Their study, published Wednesday in the journal Science Advances, shows that, while India’s average temperatures rose by more than 0.5 degrees C (0.9 degrees F) between 1960 and 2009, the probability of India experiencing a massive heat-related mortality event — defined by more than 100 deaths — shot up by 146 percent.
The study also found that the number of heat wave days increased by 25 percent across most of India. Areas in the south and west experienced 50 percent more heat wave events, or periods of extreme heat lasting more than three or four days, in 1985-2009 compared with the previous 25-year period.
It’s harder to estimate how deadly future warming might be. There is no historical data for heat wave mortality at those peak temperatures, and death tolls could increase sharply as it gets even hotter.
“The general public may think that a 1 or 2 degree temperature rise is not that significant, but our results show that even small changes can result in more heat waves and more death,” said Amir AghaKouchak, another climatologist at UC Irvine and a co-author of the report.
Scientists have warned for years that climate change will make heat waves more intense, more frequent and longer lasting.
“It stands to reason there would be more dire health impacts with more severe heat waves, and this paper provides a key quantification of those impacts for one region of the world,” said climate scientist Gerald Meehl of the National Center for Atmospheric Research in Boulder, Colorado, who was not involved in the study.
The same methodology can be applied in any region to get a sense of how vulnerable a country or population might be, the authors said.
They accounted for India’s fast-rising population and income levels in the analysis, to make sure neither affected the results. In the case of income, they found an even stronger correlation between heat waves and deaths among those who are poor.
That’s bad news as India is already seeing new deadly highs. Last year in May, India recorded a record 52.4 degrees C (126.3 degrees F) in the western city of Jaisalmer.
The vast majority of India’s 1.25 billion people are poor and have few options as temperatures hit sweltering levels, drying forests and riverbeds and wiping out farm animals. They are unlikely to have air conditioners — up to 25 percent still have no access to electricity.
Most in India rely on agriculture for their livelihoods, and climate change is likely to hurt their crops.
Many who work as farmers or in construction will have to shorten their work days by 2-3 hours within four decades, simply because it will be too hot outdoors, according to a report last year by the UN Environment Program.

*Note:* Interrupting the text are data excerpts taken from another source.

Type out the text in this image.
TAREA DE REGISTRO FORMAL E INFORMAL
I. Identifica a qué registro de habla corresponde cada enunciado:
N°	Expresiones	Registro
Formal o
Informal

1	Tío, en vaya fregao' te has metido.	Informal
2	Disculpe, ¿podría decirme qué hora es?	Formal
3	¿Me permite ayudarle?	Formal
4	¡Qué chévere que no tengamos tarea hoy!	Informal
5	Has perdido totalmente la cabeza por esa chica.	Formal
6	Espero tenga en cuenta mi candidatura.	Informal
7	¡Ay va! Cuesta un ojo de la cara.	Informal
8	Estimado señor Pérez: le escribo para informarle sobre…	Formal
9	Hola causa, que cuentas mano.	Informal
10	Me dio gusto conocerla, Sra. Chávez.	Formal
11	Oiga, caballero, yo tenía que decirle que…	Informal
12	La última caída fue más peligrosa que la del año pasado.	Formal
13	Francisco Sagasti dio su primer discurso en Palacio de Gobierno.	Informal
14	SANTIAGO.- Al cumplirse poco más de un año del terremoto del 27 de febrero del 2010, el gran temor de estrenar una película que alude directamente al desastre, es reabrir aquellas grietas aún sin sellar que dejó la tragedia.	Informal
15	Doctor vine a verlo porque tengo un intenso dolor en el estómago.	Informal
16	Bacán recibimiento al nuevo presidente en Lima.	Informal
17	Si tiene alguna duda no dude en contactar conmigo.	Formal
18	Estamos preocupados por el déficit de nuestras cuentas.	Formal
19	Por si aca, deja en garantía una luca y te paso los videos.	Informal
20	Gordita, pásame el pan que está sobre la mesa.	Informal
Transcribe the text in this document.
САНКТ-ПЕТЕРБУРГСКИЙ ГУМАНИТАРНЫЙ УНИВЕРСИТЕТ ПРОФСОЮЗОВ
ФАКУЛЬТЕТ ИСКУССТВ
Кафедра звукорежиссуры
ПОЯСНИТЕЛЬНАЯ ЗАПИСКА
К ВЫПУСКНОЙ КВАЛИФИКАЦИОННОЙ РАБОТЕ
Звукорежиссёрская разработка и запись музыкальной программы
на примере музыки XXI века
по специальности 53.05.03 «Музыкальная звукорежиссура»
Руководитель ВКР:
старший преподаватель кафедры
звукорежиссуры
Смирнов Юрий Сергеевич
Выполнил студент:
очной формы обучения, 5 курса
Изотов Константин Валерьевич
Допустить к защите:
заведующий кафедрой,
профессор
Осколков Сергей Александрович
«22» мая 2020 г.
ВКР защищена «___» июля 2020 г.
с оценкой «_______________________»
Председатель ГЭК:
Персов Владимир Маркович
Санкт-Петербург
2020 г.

Most Indian cities and states are not prepared to handle more heat, even if they understand the devastation it can wreak. In 2010, some 1,200 people died in a heat wave in the western city of Ahmedabad, prompting city officials to introduce seven-day weather forecasts, extra water supplies and cool-air summer shelters.
After more than 2,500 were killed in heat-ravaged areas across India in 2015, nine other cities rolled out a plan to educate children about heat risk, stock hospitals with ice packs and extra water, and train medical workers to identify heat stress, dehydration and heat stroke.
But the nine cities cover only about 11 million people, not even 1 percent of the country’s population.
“Heat wave stress is a relatively new aspect that hasn’t been recognized” as a climate change threat in the region, said scientist Saleemul Huq, director of the International Center for Climate Change and Development in Dhaka. In Bangladesh, “we are seeing more heat waves, there’s no doubt about it. And there is strong anecdotal evidence that we are seeing a similar trend in mortality. I would recommend a similar study here.”